C’est une pratique qui a cours depuis la prise du décret en décembre portant identification des abonnés des services des télécommunications ouverts au public. Au delà de Yopougon où le phénomène a pris de l’ampleur ces jours-ci, Deux-Plateaux, Marcory et Koumassi n’échappent pas à ces incursions dans les cybercafés. Selon K. K., il y a quelque temps déjà, les FRCI ont fait irruption dans son cybercafé situé à Koumassi où ils ont arrêté plusieurs personnes avant de conduire dans leur quartier général en zone 3. Ces personnes ont dû également payé de l’argent avant de recouvrer la liberté.
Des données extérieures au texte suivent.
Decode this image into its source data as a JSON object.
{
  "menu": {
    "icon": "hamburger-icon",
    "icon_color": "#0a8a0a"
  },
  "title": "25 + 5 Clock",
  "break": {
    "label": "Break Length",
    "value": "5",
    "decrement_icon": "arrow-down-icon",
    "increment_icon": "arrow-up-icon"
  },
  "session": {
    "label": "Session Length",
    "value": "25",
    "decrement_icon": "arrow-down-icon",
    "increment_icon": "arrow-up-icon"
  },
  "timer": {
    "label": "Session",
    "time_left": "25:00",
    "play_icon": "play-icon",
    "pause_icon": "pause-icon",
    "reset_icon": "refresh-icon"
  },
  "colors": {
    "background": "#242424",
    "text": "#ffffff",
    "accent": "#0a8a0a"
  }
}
Il déplore donc ces pratiques qui influencent négativement leurs activités. «C’est ce qui fait qu’actuellement, vous voyez, tous les postes sont libres de peur d’être attrapés. Donc nos activités ont baissé considérblement», se plaint Dominique, l’air très découragé. «Nos clients quand ils voient cela ne viennent plus dans nos cybercafés. Déjà même que les activités ont du mal à partir. Donc ça plombent nos activités (…) A la réalité, ces pratiques constituent une menace pour nos activités parce que nous sommes aussi des opérateurs économiques. Quand les clients ne viennent pas, nous pouvons pas faire de recettes et à la fin du mois, impossible de faire face aux charges (…) Déjà que les affaires ne marchent pas comme par le passé et si ces personnes véreuses doivent être une entrave à la bonne marche de nos activités, là on risque de fermer boutique. Il faut que les autorités prennent des dispositions pour les empêcher de continuer de sévir», dénonce Traoré Issouf.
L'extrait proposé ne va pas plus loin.